Bizim nesil 2008 krizini, hırsın, açözlülüğün, kuralsızlığın, denetimsizliğin krizini gördü. Dünya daha kötütüsünü 90 yıl önce, 1930’lu yıllarda uygarlık tarihinin en büyük ekonomik krizi olarak yaşadı. Kara Perşembe. ABD'de batan banka sayısı 4 bine yaklaştı, her dört kişiden üçü işsiz kaldı. Birçok insan varlığını sosyal konumu ve en önemlisi ruh sağlığını kaybetti.Piyasada para bir anda yok olduğu için insanlar ihtiyaçlarını karşılamada takas yoluna geri döndüler.
Buhran sadece ABD'yi değil tüm dünyayı etkiledi. Son krizde olduğu gibi.
Yine son krizde olduğu gibi, dönem, kendi yıldızlarını yarattı. Bir önceki yazıda o kahinlerden/gurulardan bahsettik. 1929 buhranı da kendi starını yaratmıştı. John Maynard Keynes.
Eknomiyi yeniden yazan adam. Ama doğuştan star. 10 yaşında, geometri ve cebir dalında uzmanlaşmışı, 14 yaşında Eton'da burs kazanmış. Cambridge King's College'ta matematik eğitimi yapması için açık burs kazanmış.
Aynı zamanda yatırımcı
Keynes 1921-1945 yılları arasında King's College fonlarını yönetti. Spekülatördü. Kazandı, kaybetti. Piyasaların doğasını gözlemliyordu. Hisse denedi yatırımcıları şirketlerin bilançoları üzerine analizler yapıp "şirket değerlemesi yaparak hisse fiyatını belirlemeye çalışırken Keynes gazeteleri okuyor ve toplumun psikolojisini yakalamaya çalışıyordu.

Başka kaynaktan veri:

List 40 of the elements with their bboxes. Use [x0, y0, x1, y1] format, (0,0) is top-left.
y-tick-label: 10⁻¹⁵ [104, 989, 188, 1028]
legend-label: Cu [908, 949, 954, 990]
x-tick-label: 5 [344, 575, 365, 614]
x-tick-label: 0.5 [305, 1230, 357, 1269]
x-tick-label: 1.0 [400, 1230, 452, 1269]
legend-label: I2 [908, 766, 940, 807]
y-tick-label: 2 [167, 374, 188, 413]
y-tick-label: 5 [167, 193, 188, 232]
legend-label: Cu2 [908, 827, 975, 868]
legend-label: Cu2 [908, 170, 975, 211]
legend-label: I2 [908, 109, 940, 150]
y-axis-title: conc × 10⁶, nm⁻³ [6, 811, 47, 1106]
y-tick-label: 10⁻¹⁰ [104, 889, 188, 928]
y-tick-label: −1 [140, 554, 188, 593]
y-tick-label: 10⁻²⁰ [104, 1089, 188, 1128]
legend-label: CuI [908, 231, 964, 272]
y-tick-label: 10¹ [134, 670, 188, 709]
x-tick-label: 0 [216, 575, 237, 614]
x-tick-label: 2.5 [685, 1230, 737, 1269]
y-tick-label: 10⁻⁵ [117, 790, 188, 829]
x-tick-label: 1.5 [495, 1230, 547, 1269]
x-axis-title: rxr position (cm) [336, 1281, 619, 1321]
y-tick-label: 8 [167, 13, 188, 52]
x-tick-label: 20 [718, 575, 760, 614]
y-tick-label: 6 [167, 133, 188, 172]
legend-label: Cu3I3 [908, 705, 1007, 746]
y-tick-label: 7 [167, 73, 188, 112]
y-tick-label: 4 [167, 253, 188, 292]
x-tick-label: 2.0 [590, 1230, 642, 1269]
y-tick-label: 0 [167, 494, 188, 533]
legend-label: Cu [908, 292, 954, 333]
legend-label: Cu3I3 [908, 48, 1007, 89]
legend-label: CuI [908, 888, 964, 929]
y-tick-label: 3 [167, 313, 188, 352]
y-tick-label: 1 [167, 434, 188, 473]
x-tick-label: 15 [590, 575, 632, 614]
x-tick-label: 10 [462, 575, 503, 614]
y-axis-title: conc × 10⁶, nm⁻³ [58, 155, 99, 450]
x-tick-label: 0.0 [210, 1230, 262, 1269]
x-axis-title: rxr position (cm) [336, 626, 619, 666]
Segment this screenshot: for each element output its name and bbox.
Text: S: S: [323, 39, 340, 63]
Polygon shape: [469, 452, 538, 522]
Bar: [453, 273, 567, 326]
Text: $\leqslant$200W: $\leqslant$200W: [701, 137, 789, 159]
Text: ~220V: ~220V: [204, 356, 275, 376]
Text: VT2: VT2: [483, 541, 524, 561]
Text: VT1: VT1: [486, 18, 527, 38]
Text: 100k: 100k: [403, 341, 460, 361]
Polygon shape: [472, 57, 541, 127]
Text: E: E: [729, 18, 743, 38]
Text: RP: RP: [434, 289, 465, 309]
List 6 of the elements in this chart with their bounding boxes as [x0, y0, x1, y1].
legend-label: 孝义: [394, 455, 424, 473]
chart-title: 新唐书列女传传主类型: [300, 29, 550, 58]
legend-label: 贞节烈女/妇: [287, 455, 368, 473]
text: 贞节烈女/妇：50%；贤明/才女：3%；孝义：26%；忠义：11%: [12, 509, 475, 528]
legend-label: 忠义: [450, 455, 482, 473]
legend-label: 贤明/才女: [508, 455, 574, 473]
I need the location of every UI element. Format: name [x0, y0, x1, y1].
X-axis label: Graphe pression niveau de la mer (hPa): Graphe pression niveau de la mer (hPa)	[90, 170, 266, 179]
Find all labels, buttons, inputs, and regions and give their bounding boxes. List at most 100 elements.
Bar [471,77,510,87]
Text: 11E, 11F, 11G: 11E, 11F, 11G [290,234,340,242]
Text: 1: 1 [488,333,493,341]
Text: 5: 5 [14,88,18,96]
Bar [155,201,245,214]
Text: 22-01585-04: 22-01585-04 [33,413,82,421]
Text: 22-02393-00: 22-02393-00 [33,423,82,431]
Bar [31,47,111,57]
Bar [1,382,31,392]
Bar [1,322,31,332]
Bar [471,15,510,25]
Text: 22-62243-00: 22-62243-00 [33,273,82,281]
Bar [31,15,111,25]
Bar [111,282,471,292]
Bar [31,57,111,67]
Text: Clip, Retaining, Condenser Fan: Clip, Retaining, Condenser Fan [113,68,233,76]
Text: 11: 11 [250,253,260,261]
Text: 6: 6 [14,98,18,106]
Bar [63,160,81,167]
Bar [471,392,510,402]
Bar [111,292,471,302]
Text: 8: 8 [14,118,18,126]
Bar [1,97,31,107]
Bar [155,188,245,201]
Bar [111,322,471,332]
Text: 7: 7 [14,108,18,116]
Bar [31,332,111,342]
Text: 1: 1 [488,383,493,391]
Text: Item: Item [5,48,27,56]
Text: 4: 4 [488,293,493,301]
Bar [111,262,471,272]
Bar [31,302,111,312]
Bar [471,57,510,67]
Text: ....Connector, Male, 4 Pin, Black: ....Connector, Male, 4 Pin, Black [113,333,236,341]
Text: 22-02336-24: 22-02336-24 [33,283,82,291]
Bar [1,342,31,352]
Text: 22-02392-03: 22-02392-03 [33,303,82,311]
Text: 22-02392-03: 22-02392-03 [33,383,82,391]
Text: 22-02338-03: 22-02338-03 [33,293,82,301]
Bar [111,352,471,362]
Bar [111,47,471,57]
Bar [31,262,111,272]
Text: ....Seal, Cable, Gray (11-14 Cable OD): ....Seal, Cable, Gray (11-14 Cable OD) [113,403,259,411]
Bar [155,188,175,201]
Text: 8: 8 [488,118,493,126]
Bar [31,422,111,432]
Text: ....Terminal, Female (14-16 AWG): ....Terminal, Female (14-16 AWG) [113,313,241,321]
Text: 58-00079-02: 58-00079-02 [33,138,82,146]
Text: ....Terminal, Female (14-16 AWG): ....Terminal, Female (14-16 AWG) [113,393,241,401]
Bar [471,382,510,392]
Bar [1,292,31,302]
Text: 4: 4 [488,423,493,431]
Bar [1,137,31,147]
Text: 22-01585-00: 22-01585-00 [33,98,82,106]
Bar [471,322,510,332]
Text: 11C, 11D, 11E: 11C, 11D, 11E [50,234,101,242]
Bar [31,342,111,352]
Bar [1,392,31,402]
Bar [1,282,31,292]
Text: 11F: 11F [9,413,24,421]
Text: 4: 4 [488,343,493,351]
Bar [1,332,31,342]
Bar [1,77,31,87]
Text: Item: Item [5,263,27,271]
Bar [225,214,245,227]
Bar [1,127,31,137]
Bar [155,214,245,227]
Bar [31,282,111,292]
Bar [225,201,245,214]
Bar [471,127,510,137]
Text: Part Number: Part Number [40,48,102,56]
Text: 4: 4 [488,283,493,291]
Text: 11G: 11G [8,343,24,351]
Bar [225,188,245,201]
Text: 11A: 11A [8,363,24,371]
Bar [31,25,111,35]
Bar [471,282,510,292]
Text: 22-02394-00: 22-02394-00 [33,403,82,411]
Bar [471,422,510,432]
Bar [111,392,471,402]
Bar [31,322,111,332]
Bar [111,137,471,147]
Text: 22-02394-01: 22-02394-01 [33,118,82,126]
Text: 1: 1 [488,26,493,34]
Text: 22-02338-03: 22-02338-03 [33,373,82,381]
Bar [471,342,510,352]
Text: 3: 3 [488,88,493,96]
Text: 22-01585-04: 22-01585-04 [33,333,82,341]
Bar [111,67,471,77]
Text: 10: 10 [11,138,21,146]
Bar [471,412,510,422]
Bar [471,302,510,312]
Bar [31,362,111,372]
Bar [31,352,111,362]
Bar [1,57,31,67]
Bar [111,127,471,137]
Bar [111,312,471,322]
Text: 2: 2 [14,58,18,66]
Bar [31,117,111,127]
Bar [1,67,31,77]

Çünkü yatırım ona göre tam anlamıyla psikolojik bir hadiseydi. Toplumun psikolojisini doğru okuyan kazanırdı.
Keynes finansal piyasaları şöyle açıklıyordu
“Güzellik yarışmasında kimin birinci olacağını bilmek istiyorsanız önemli olan sizin kimi en güzel bulduğunuz değildir; Yarışmanın birincisini bilebilmek için diğer jüri üyelerinin ne düşündüğünü bilmek daha önemlidir.” Finansal piyasalarda işlem yapanlar...Kazanmak için yetkin becerilere, tecürebeye, bilgiye sahip olsanız da jüridekiler sıradansa, sıradan insanların nasıl düşündüğünü anlamak zorundasınız. Kendinize ait fikriniz olsun tabii. Ama sürünün nereye gittiğini anlamazsanız o fikrin faydası tartışılır.